All ELL students in Oregon are required to take the state's English Language Proficiency Assessment (ELPA) each year, the results of which are used to track a student's progress toward mastery of English.
Youths are assessed in reading, writing, listening and speaking of English. They're then ranked in one of five proficiency levels, ranging from beginner to advanced.
AMAO has three targets, which increase in rigor annually. Last year, it was:
* Whether 57 percent or more of students moved up by one proficiency level.
* Whether 17 percent of all ELL students have become language proficient and exited their English language development (ELD) program; and if 26.5 percent exit the program over five years.

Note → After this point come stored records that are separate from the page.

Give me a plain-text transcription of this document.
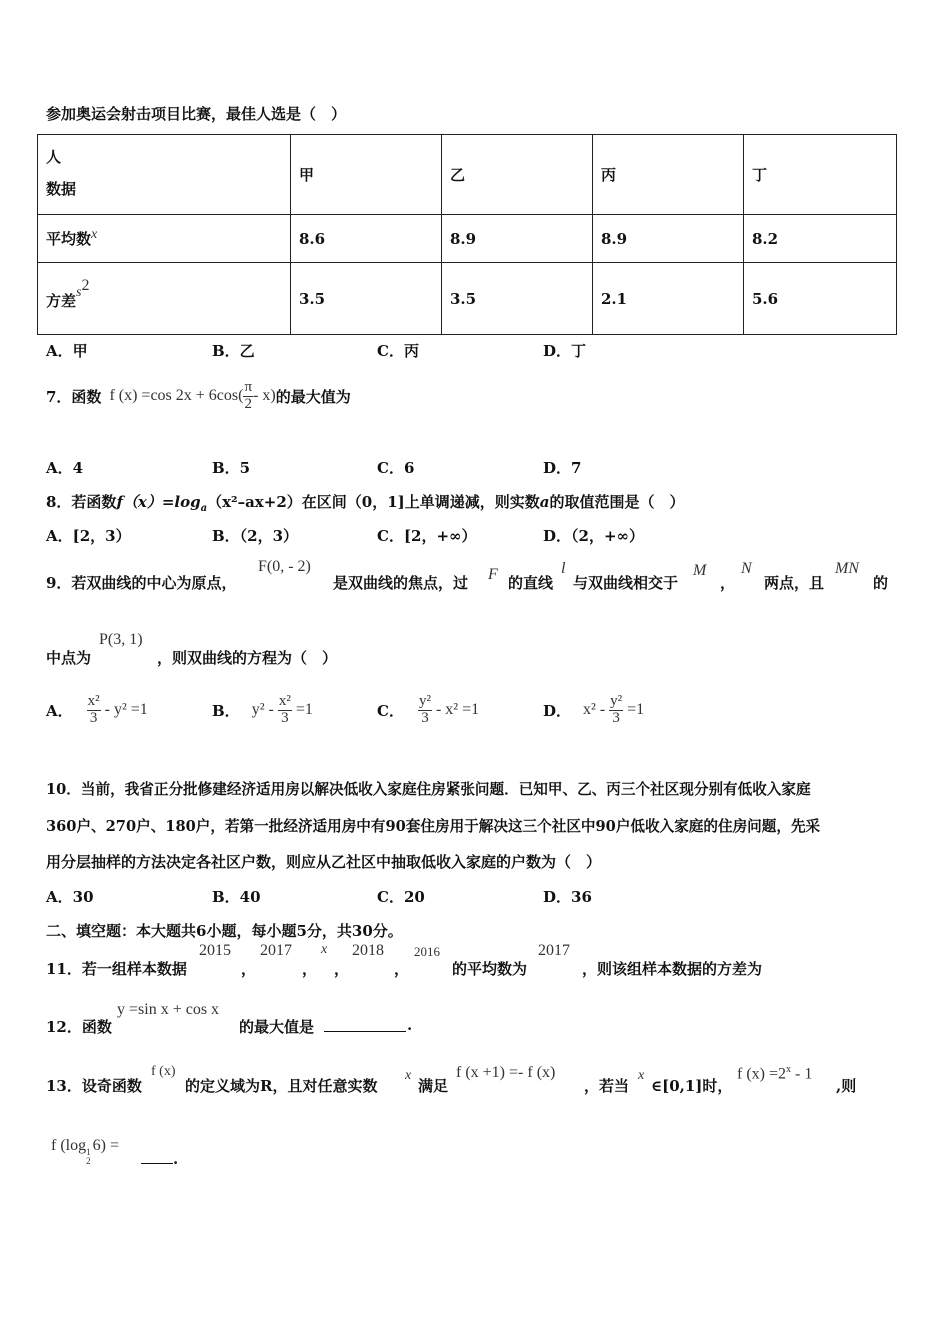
参加奥运会射击项目比赛，最佳人选是（　）
人
数据	甲	乙	丙	丁
平均数x	8.6	8.9	8.9	8.2
方差$s^2$	3.5	3.5	2.1	5.6
A．甲	B．乙	C．丙	D．丁
7．函数 f (x) =cos $2x + 6\cos( \frac{\pi}{2} - x)$ 的最大值为
A．4	B．5	C．6	D．7
8．若函数$f(x)=\log_a(x^2-ax+2)$在区间（0，1]上单调递减，则实数a的取值范围是（　）
A．[2，3）	B．（2，3）	C．[2，+∞）	D．（2，+∞）
9．若双曲线的中心为原点，
F(0, - 2)
是双曲线的焦点，过 F 的直线
l
与双曲线相交于
M
，
N
两点，且
MN
的
中点为
P(3, 1)
，则双曲线的方程为（　）
A． $\frac{\text{x²}}{3} - y^2 =1$	B． $y^2 - \frac{\text{x²}}{3} =1$	C． $\frac{\text{y²}}{3} - x^2 =1$	D． $x^2 - \frac{\text{y²}}{3} =1$
10．当前，我省正分批修建经济适用房以解决低收入家庭住房紧张问题．已知甲、乙、丙三个社区现分别有低收入家庭
360户、270户、180户，若第一批经济适用房中有90套住房用于解决这三个社区中90户低收入家庭的住房问题，先采
用分层抽样的方法决定各社区户数，则应从乙社区中抽取低收入家庭的户数为（　）
A．30	B．40	C．20	D．36
二、填空题：本大题共6小题，每小题5分，共30分。
11．若一组样本数据
2015
，
2017
，
x
，
2018
，
2016
的平均数为
2017
，则该组样本数据的方差为
12．函数
y =sin x + cos x
的最大值是	.
13．设奇函数
f (x)
的定义域为R，且对任意实数
x
满足
f (x +1) =- f (x)
，若当
x
∈[0,1]时，
f $(x) =2^x - 1$
,则
f (log 1
2
6) =
.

* And whether the district as a whole meets AMAO targets for ELL students.
Only 40 percent of Central's 595 ELL students moved up one level of proficiency in 2011-12. The district almost met the second target, with 25.3 percent exiting development courses over five years.
Central scored lower last year than 2010-11, largely because of higher "cut scores" on assessment tests, said Buzz Brazeau, Central superintendent.
"In some cases, concepts and content that had been taught to sixth-graders has been moved down for students by two grade levels," Brazeau said.
The other two school districts in Polk County with ELL students -- Dallas and Perrydale -- both made AMAO status; those schools also have only 62 and seven students in the subgroup, respectively.
Only 10 percent of school districts in Oregon -- 19 -- passed proficiency muster overall. Thirty-three percent of the state's school districts, including Falls City, don't have ELL youths.